洋輔もあたしにみせないように必死だ。その反応が面白くって、洋輔をからかいながら、押し問答をする事数分。
「だぁぁぁぁ~もうしつこいっいいだろ」
と言って、よっぽど鬱陶しかったのか、はずみであたしを床に押し倒した洋輔。
急な反撃にあって、今度はあたしが窮地に立たされるのだった。
「……もう、からかわないから、放してよ」
その言葉にはなんの効力もなく、火に油を注いだだけだった。
洋輔のあたしを掴む手に力が入る。
そして、無言であたしを見る眼差しは、さっきまで顔を赤くしていた男の子とは全く違って、男の顔に変わっている。そんな眼をした洋輔は、この部屋に入って今が初めてだった。あたしがそれを感じると、急に自分のこの状態に身の危険を感じ始めた。
と、そこで洋輔の携帯が鳴り始めると、洋輔はそれで我を取り戻した様子。
何も言わず、机の上にある携帯を取って、あたしがいる場所から、少し離れて、誰かと携帯で話し出した。
洋輔の受け答えしかわからないけど、あたしにも一方的な会話が聞こえる。
「はい、もしもし……」
「うんうん…………」
「そうみたいだから。鍵明けとくし、部屋に来て」
「うん……じゃあ」
一瞬にしてその会話が終わったようで、電話を切った洋輔は、なぜかまた顔を赤らめていた。

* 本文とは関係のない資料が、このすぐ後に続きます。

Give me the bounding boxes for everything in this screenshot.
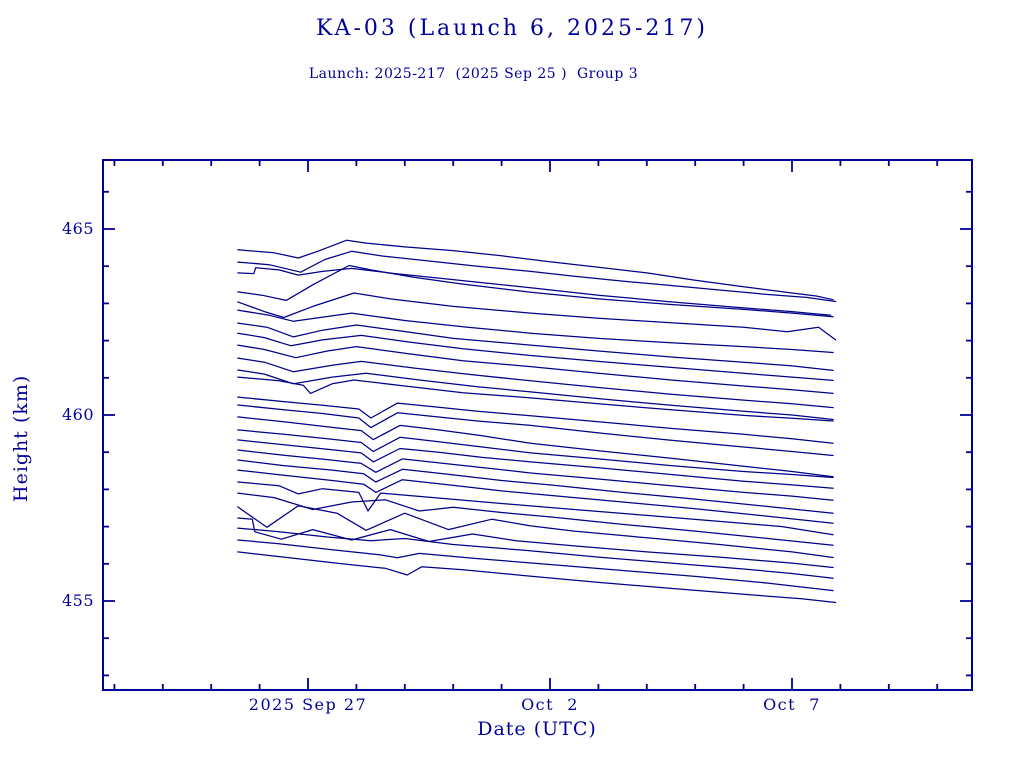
x-axis-label: Date (UTC)	[477, 718, 597, 740]
height-series-line	[237, 309, 834, 354]
height-series-line	[237, 250, 837, 303]
height-series-line	[237, 492, 834, 546]
height-series-line	[237, 322, 834, 372]
x-tick-label: Oct 2	[521, 695, 579, 714]
y-tick-label: 465	[62, 219, 94, 238]
x-tick-label: 2025 Sep 27	[249, 695, 367, 714]
height-series-line	[237, 239, 834, 301]
height-series-line	[237, 517, 834, 569]
height-series-line	[237, 369, 834, 421]
y-tick-label: 455	[62, 591, 94, 610]
chart-title: KA-03 (Launch 6, 2025-217)	[316, 16, 708, 41]
chart-subtitle: Launch: 2025-217 (2025 Sep 25 ) Group 3	[308, 66, 639, 82]
height-series-line	[237, 404, 834, 457]
plot-frame	[102, 159, 973, 691]
x-tick-label: Oct 7	[763, 695, 821, 714]
height-series-line	[237, 449, 834, 501]
height-series-line	[237, 264, 834, 318]
height-series-line	[237, 539, 834, 592]
y-tick-label: 460	[62, 405, 94, 424]
height-series-line	[237, 292, 837, 341]
height-series-line	[237, 396, 834, 444]
height-series-line	[237, 459, 834, 514]
height-series-line	[237, 332, 834, 382]
height-series-line	[237, 416, 834, 478]
height-series-line	[237, 357, 834, 409]
height-series-line	[237, 429, 834, 479]
height-series-line	[237, 469, 834, 524]
height-series-line	[237, 344, 834, 395]
height-series-line	[237, 376, 834, 422]
y-axis-label: Height (km)	[10, 374, 32, 502]
height-series-line	[237, 481, 834, 536]
height-series-line	[237, 439, 834, 489]
height-series-line	[237, 551, 837, 604]
height-series-line	[237, 527, 834, 579]
height-series-line	[237, 505, 834, 559]
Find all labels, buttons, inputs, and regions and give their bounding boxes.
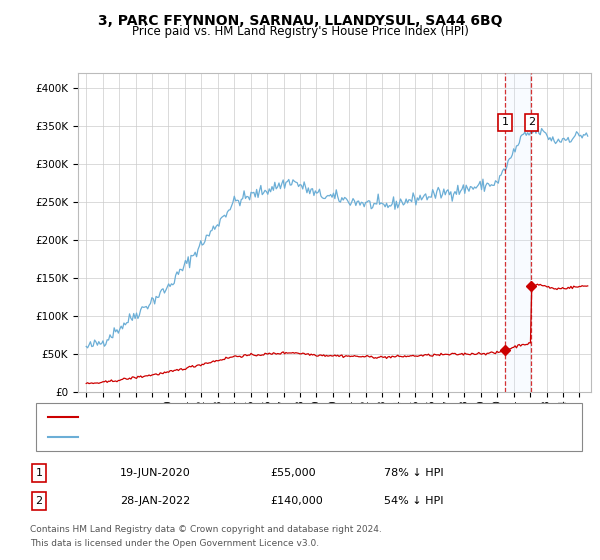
Text: HPI: Average price, detached house, Ceredigion: HPI: Average price, detached house, Cere…: [84, 432, 334, 442]
Text: 1: 1: [35, 468, 43, 478]
Bar: [505, 73, 532, 392]
Text: 78% ↓ HPI: 78% ↓ HPI: [384, 468, 443, 478]
Text: 2: 2: [528, 117, 535, 127]
Text: 28-JAN-2022: 28-JAN-2022: [120, 496, 190, 506]
Text: Contains HM Land Registry data © Crown copyright and database right 2024.: Contains HM Land Registry data © Crown c…: [30, 525, 382, 534]
Text: 54% ↓ HPI: 54% ↓ HPI: [384, 496, 443, 506]
Text: Price paid vs. HM Land Registry's House Price Index (HPI): Price paid vs. HM Land Registry's House …: [131, 25, 469, 38]
Text: £140,000: £140,000: [270, 496, 323, 506]
Text: 3, PARC FFYNNON, SARNAU, LLANDYSUL, SA44 6BQ (detached house): 3, PARC FFYNNON, SARNAU, LLANDYSUL, SA44…: [84, 412, 448, 422]
Text: £55,000: £55,000: [270, 468, 316, 478]
Text: 19-JUN-2020: 19-JUN-2020: [120, 468, 191, 478]
Text: 2: 2: [35, 496, 43, 506]
Text: 1: 1: [502, 117, 509, 127]
Text: This data is licensed under the Open Government Licence v3.0.: This data is licensed under the Open Gov…: [30, 539, 319, 548]
Text: 3, PARC FFYNNON, SARNAU, LLANDYSUL, SA44 6BQ: 3, PARC FFYNNON, SARNAU, LLANDYSUL, SA44…: [98, 14, 502, 28]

カッと赤くなったままの頬で、洋輔はあたしを振り返る。
「なんかさ――――――わかんないけど、ムキになってた。ダッサ俺」
その言葉にあたしは返す言葉が今は思いつかない。
「それに、大丈夫? 腕痛くね?」
「えっ腕は大丈夫――――――全然気にしてない――――――――――」
「だよな、あれはトウコが悪い冗談を続けるから、だから、つい……さ」
気まずい空気にお互い会話が続かない。そんな時、洋輔の携帯がまた鳴るのだった。
彼は携帯の画面を見る。そして、玄関の方へ靴を履く。
「マス姉が階段のとこにいるって、俺開けに行ってくる鍵」
「あっじゃあ、このまま部屋にあたしも戻る」
立ち上がって、玄関先に靴を履きに行くあたし。
それから、階段のとこでマス姉と洋輔とは別れて部屋に戻るのだった。